Şimdi de çok kullanıyoruz ‘hassasiyet’i; ama ben duyarlılık sözünü daha çok seviyorum. Duygunun evreninden gelen, insanın duruş çizgisinde sorumluluk, saygınlık, seçkinlik alanı açan bir davranış, duyuş biçimi…
Toplumsal duyarlılık…
O daha sosyal, daha toplumcu, daha evrensel… Topluma, toplumsallığa saldıranlar, aslında insanın varoluş biçimini de yadsıyorlar, saldırgan bir davranış sergiliyorlar.
Ernest Hemingway’in “Çanlar Kimin İçin Çalıyor” romanının girişinde paylaştığı İngiliz şair John Donne’un (1572-1631) şiirindeki anlama, söz güzelliğine, düşünce dalgasına bakar mısınız?
“Ada değildir insan, bütün de değildir tek başına; anakaranın bir parçası, okyanusun bir damlasıdır. (…)Bir insanın ölümüyle eksilirim ben, çünkü bir parçasıyım insanlığın; işte bundandır ki sorup durma çanların kimin için çaldığını; senin için çalıyor.”
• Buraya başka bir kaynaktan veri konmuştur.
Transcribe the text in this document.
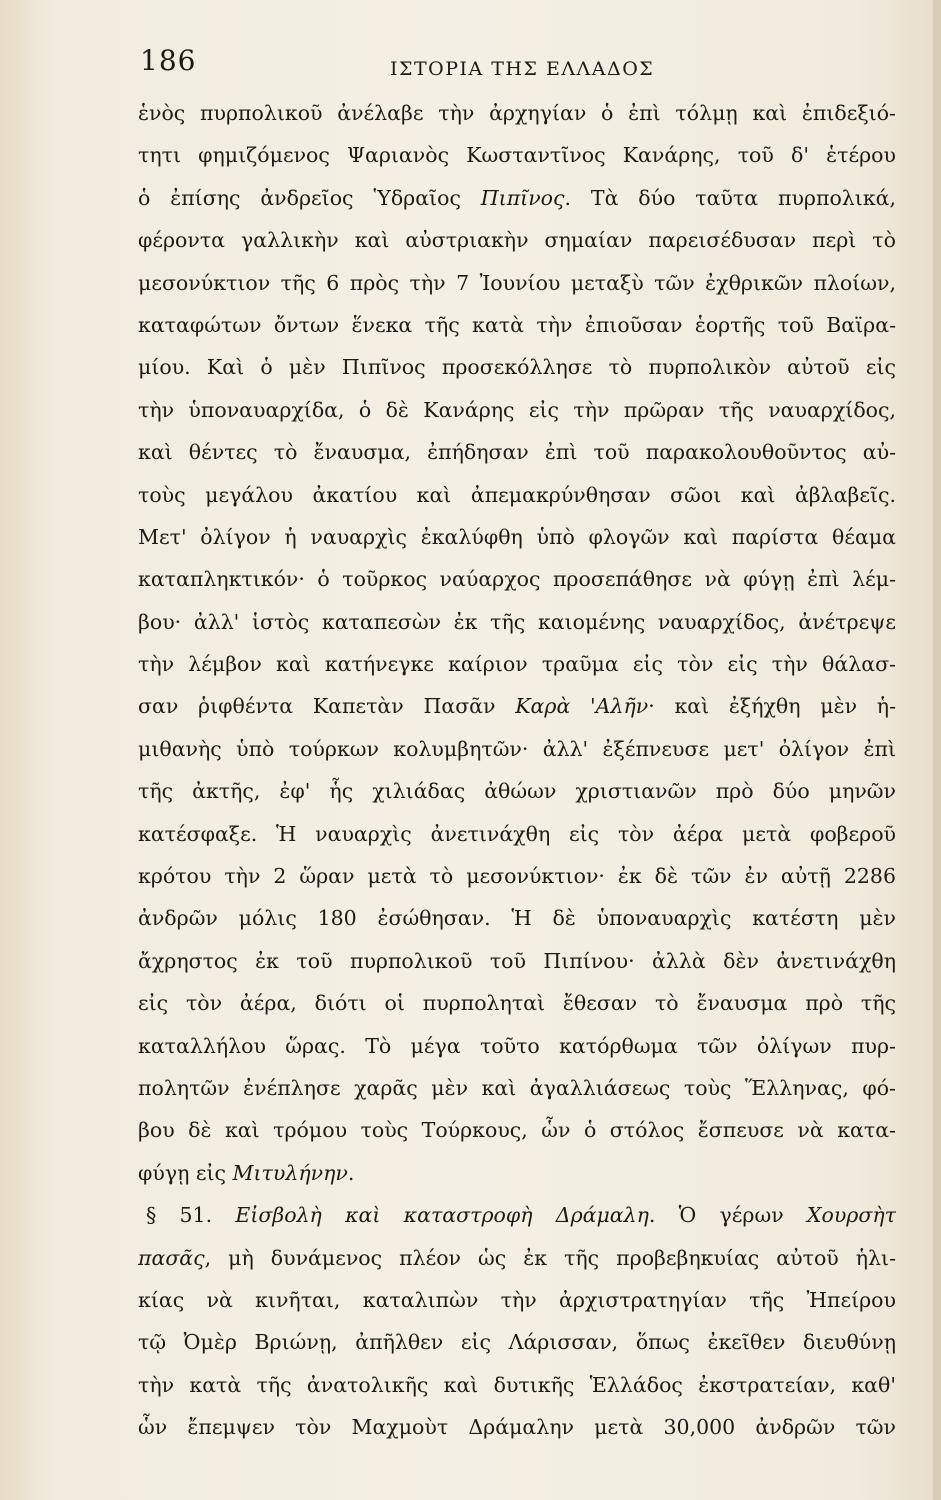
186	ΙΣΤΟΡΙΑ ΤΗΣ ΕΛΛΑΔΟΣ
ἑνὸς πυρπολικοῦ ἀνέλαβε τὴν ἀρχηγίαν ὁ ἐπὶ τόλμῃ καὶ ἐπιδεξιό-
τητι φημιζόμενος Ψαριανὸς Κωσταντῖνος Κανάρης, τοῦ δ' ἑτέρου
ὁ ἐπίσης ἀνδρεῖος Ὑδραῖος Πιπῖνος. Τὰ δύο ταῦτα πυρπολικά,
φέροντα γαλλικὴν καὶ αὐστριακὴν σημαίαν παρεισέδυσαν περὶ τὸ
μεσονύκτιον τῆς 6 πρὸς τὴν 7 Ἰουνίου μεταξὺ τῶν ἐχθρικῶν πλοίων,
καταφώτων ὄντων ἕνεκα τῆς κατὰ τὴν ἐπιοῦσαν ἑορτῆς τοῦ Βαϊρα-
μίου. Καὶ ὁ μὲν Πιπῖνος προσεκόλλησε τὸ πυρπολικὸν αὐτοῦ εἰς
τὴν ὑποναυαρχίδα, ὁ δὲ Κανάρης εἰς τὴν πρῶραν τῆς ναυαρχίδος,
καὶ θέντες τὸ ἔναυσμα, ἐπήδησαν ἐπὶ τοῦ παρακολουθοῦντος αὐ-
τοὺς μεγάλου ἀκατίου καὶ ἀπεμακρύνθησαν σῶοι καὶ ἀβλαβεῖς.
Μετ' ὀλίγον ἡ ναυαρχὶς ἐκαλύφθη ὑπὸ φλογῶν καὶ παρίστα θέαμα
καταπληκτικόν· ὁ τοῦρκος ναύαρχος προσεπάθησε νὰ φύγῃ ἐπὶ λέμ-
βου· ἀλλ' ἱστὸς καταπεσὼν ἐκ τῆς καιομένης ναυαρχίδος, ἀνέτρεψε
τὴν λέμβον καὶ κατήνεγκε καίριον τραῦμα εἰς τὸν εἰς τὴν θάλασ-
σαν ῥιφθέντα Καπετὰν Πασᾶν Καρὰ 'Αλῆν· καὶ ἐξήχθη μὲν ἡ-
μιθανὴς ὑπὸ τούρκων κολυμβητῶν· ἀλλ' ἐξέπνευσε μετ' ὀλίγον ἐπὶ
τῆς ἀκτῆς, ἐφ' ἧς χιλιάδας ἀθώων χριστιανῶν πρὸ δύο μηνῶν
κατέσφαξε. Ἡ ναυαρχὶς ἀνετινάχθη εἰς τὸν ἀέρα μετὰ φοβεροῦ
κρότου τὴν 2 ὥραν μετὰ τὸ μεσονύκτιον· ἐκ δὲ τῶν ἐν αὐτῇ 2286
ἀνδρῶν μόλις 180 ἐσώθησαν. Ἡ δὲ ὑποναυαρχὶς κατέστη μὲν
ἄχρηστος ἐκ τοῦ πυρπολικοῦ τοῦ Πιπίνου· ἀλλὰ δὲν ἀνετινάχθη
εἰς τὸν ἀέρα, διότι οἱ πυρποληταὶ ἔθεσαν τὸ ἔναυσμα πρὸ τῆς
καταλλήλου ὥρας. Τὸ μέγα τοῦτο κατόρθωμα τῶν ὀλίγων πυρ-
πολητῶν ἐνέπλησε χαρᾶς μὲν καὶ ἀγαλλιάσεως τοὺς Ἕλληνας, φό-
βου δὲ καὶ τρόμου τοὺς Τούρκους, ὧν ὁ στόλος ἔσπευσε νὰ κατα-
φύγῃ εἰς Μιτυλήνην.
§ 51. Εἰσβολὴ καὶ καταστροφὴ Δράμαλη. Ὁ γέρων Χουρσὴτ
πασᾶς, μὴ δυνάμενος πλέον ὡς ἐκ τῆς προβεβηκυίας αὐτοῦ ἡλι-
κίας νὰ κινῆται, καταλιπὼν τὴν ἀρχιστρατηγίαν τῆς Ἠπείρου
τῷ Ὀμὲρ Βριώνῃ, ἀπῆλθεν εἰς Λάρισσαν, ὅπως ἐκεῖθεν διευθύνῃ
τὴν κατὰ τῆς ἀνατολικῆς καὶ δυτικῆς Ἑλλάδος ἐκστρατείαν, καθ'
ὧν ἔπεμψεν τὸν Μαχμοὺτ Δράμαλην μετὰ 30,000 ἀνδρῶν τῶν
İnsan kendi küçük dünyasından çıkıp toplum denen evrensel alanın içinde olduğunun bilincinde, yaşadığının ayrımında olursa, kendi çıkarının toplumun çıkarından geçtiğini anlarsa, işte o zaman toplumsal duyarlılık denen soylu bilinci de kazanır.
***
1965’ten 2025’e değin yazının, sanatın, şiirin, toplumsal duyarlılık bağlamında içindeyim.
Yazmaktan eksilmedim, yazmaktan yorulmadım, toplumsal duyarlılığın yaşamıma egemen olmasından kıvanç duydum, erinç duydum, gönendim.
Umut, sevgi, dayanışma, paylaşma, yaşama sevinci, aydınlanmaya, demokrasiye güven, özgürlük tutkusu, erdemli duruş, çağdaşlık, dünya halklarıyla duygudaşlık… Hepsiyle barışık oldum.
***
Çok genç yaşta yitirdiğimiz Adnan Yücel toplumsal duyarlılığın, toplumcu gerçekçi duruşun, aydınlanma bilincinin şiirini yazdı hep. İnceliğin, direncin, umudun, sevginin, halkla düşünmenin, toplumsal duyarlılığın dizelerine yorar düşlerini. Ve der ki:
İyi ki silahlanmışız acılara karşı
Türküsüz çıkmamışız yollara
Ekmekten ve gömlekten önce
Aşk
Ve sevinç doldurmuşuz koynumuza
İyi ki koparmamışız çiçekleri
Sevgiyi öfkesiz takmışız yakamıza
Şair devinimlidir, direngendir, işlevseldir; duygusallığın sınırlarını bilir, duyarlılığın da ayrıcalığına, gücüne, eylemine odaklanır.
Bu gerçekçi, doğrucu, toplumcu, düzeyli, tutarlı bir duruştur. Bu yerel, ulusal, evrensel bir çoğalmadır.
Rıfat Ilgaz, Hasan İzzettin Dinamo, A.Kadir, İlhami Bekir, Ercüment Behzat Lav, Ömer Faruk Toprak, Cahit Irgat, Arif Damar gibi şairlerin yer aldığı “Toplumcu 40 Kuşağı”, okurun şiirden beklentisine bir ortaklık kazandırmıştır. O şiirin, okurun günlük yaşamındaki yaralarına dokunmuştur.
Bu şiir deviniminde yer alan Enver Gökçe, yazdığı şiirle kendini söylerken, aslında topluma yönelen, “ben”e değil “biz”e taşınan bir şair olarak belleklere kazınmıştır:
Anamız birdir, aynı memeden emmişiz dostlar.
Kan kardeşiz, sizlere kanım kaynıyor.
Sizlerle beraber herk ettik toprağı,
Beraber yattık hapiste, beraber teskere aldık
Ve maniler yaktık hasret için;
Gülemediysek de boş verdik beraber…
Halay mı çekmedik kol kola, / Horon mu tepmedik diz dize,
Çepken mi vermedik rüzgâra?
Koyun koyuna yattık toprak duvarlarda
Sıtmayla, sığırla, davarlarla… / Daha da yatarız dostlarım daha da…
Gün gelirse eğer / Halay çeker, türkü söyler gibi yan yana
Mavzer mavzere verip de / Düşmana kurşun da atarız.